Mr Reid, a safety for the San Francisco 49ers, defended his and other players’ right to kneel on the field during the national anthem as a “respectful” protest movement in response to police brutality against people of colour.
“I have too often seen our efforts belittled with statements like ‘He should have listened to the officer,’ after watching an unarmed black person get shot, or ‘There is no such thing as white privilege’ and ‘Racism ended years ago.’ We know that racism and white privilege are both very much alive today,” he wrote in a New York Times op-ed.
"And it’s disheartening and infuriating that President Trump has referred to us with slurs but the neo-Nazis in Charlottesville, Va., as ‘very fine people’.

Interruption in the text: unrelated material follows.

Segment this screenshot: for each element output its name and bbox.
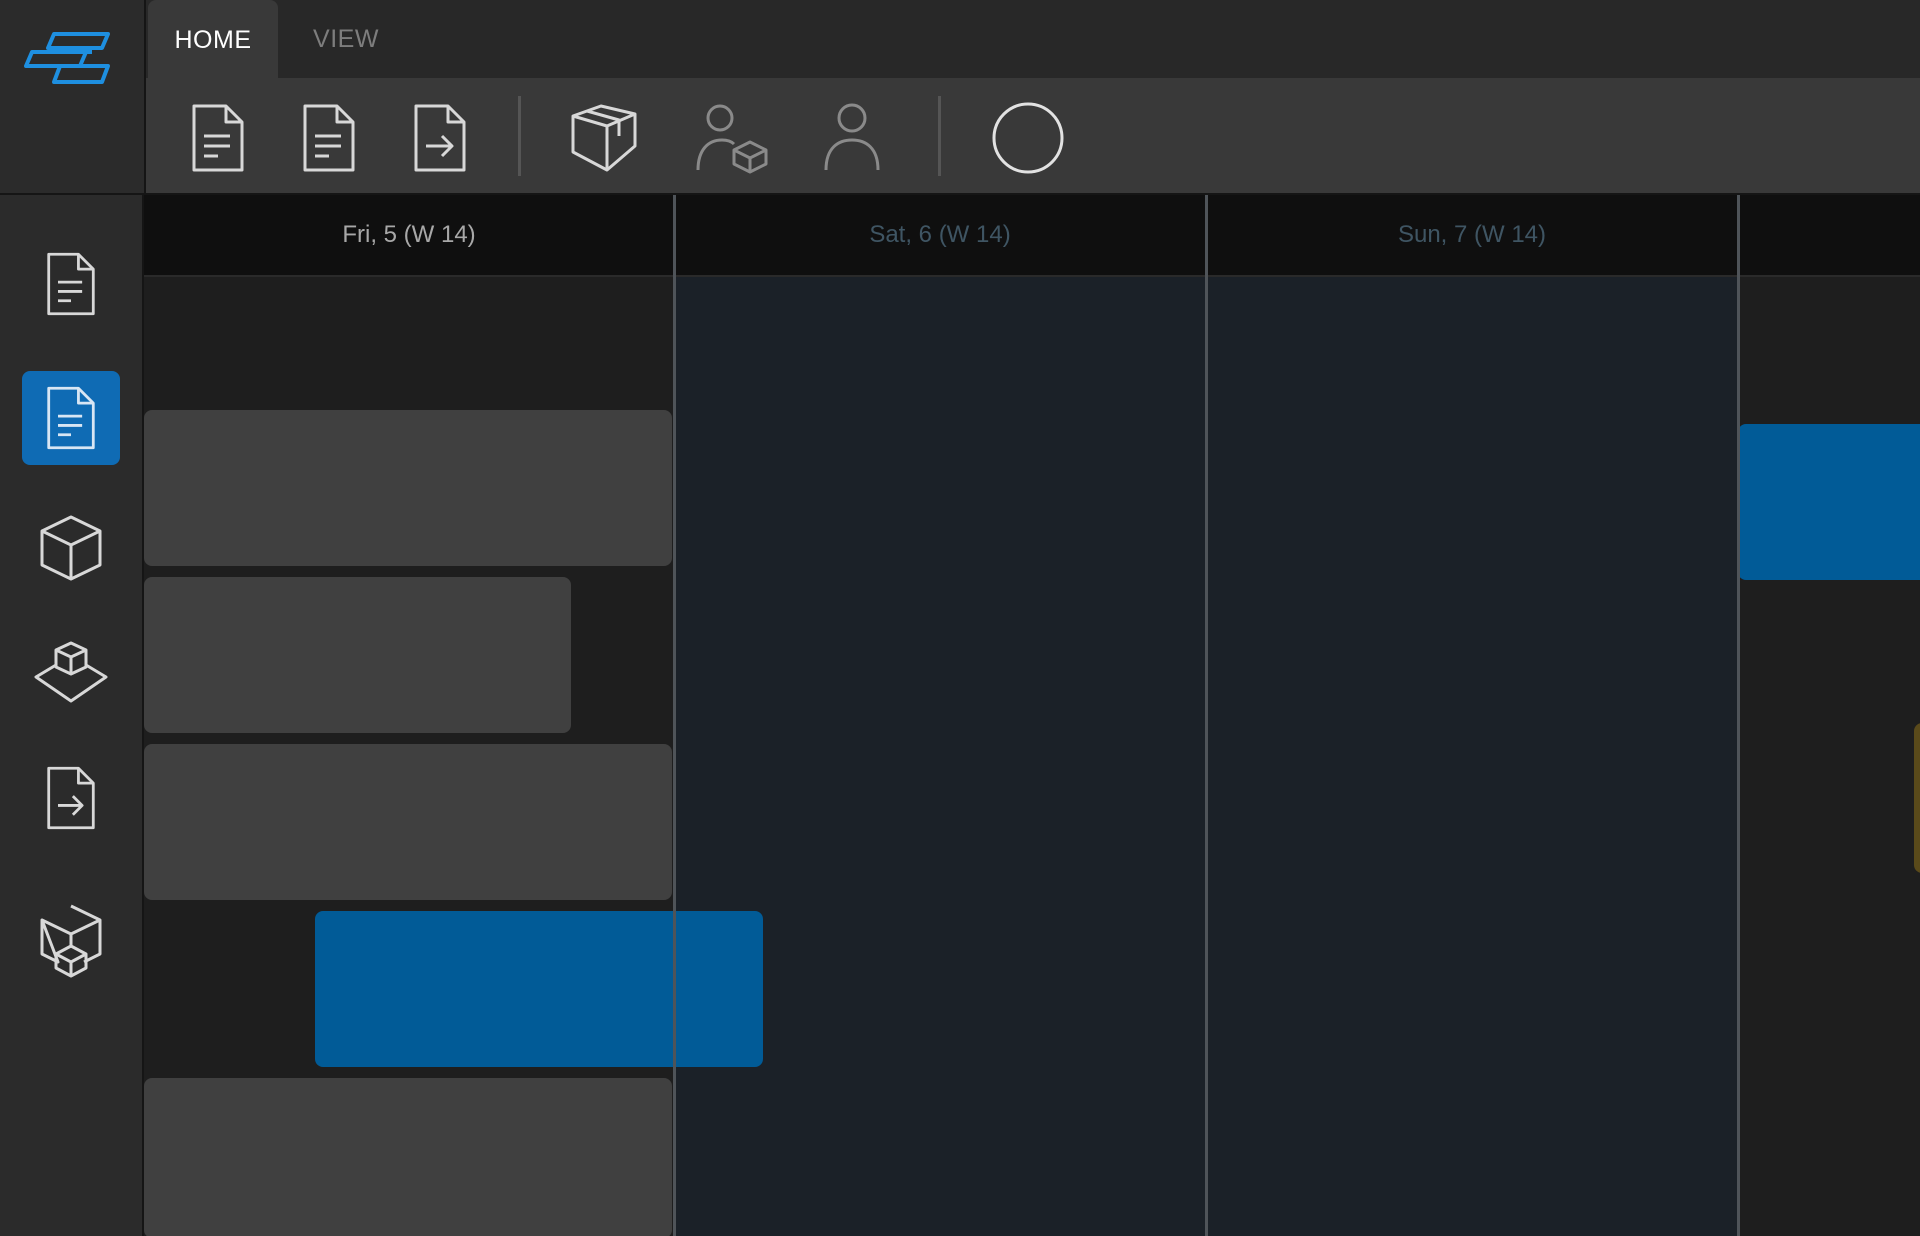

"His remarks are a clear attempt to deepen the rift that we’ve tried so hard to mend."
Mr Reid’s comments follow President Trump lambasting athletes on Twitter, tweeting more about the NFL over the last few days than any other subject.
The President said at an Alabama rally at the weekend that he would urge NFL chiefs to get any “son of a b**** off the field” who refused to stand and even called for a boycott of NFL games.
Mr Trump insisted his comments about their protests were “nothing to do with race”, rather they were to do with “respect for our Country, Flag and National Anthem”, as he wrote on Twitter.
He recently came under fire for saying there were “very fine people on both sides” of the Charlottesville protests in August, including a protest by a group of neo-Nazis and a counter protest, during which campaigner Heather Heyer was killed.
The NFL protest movement was sparked by Colin Kaepernick, a former quarterback for the San Francisco 49ers, who decided to sit down during the national anthem. Mr Reid joined him and they decided to kneel.
The move sparked furious controversy, and Mr Kaepernick was not hired for a 2017 contract.
His initial protest has led to a wider movement, including dozens of NFL players kneeling in London this week, with President Trump's latest comments arguably acting as a catalyst.
In the US, the Dallas Cowboys and the team’s owner locked arms and knelt on the ground. President Trump described the boos in the stadium as “great anger” from US citizens.
The protests have also spread to basketball and baseball, in the men’s and women’s teams.
"Anybody who has a basic knowledge of football knows that his unemployment has nothing to do with his performance on the field," wrote Mr Reid in the New York Times.
"It’s a shame that the league has turned its back on a man who has done only good. I am aware that my involvement in this movement means that my career may face the same outcome as Colin’s. But to quote the Rev. Dr. Martin Luther King Jr., “A time comes when silence is betrayal.” And I choose not to betray those who are being oppressed."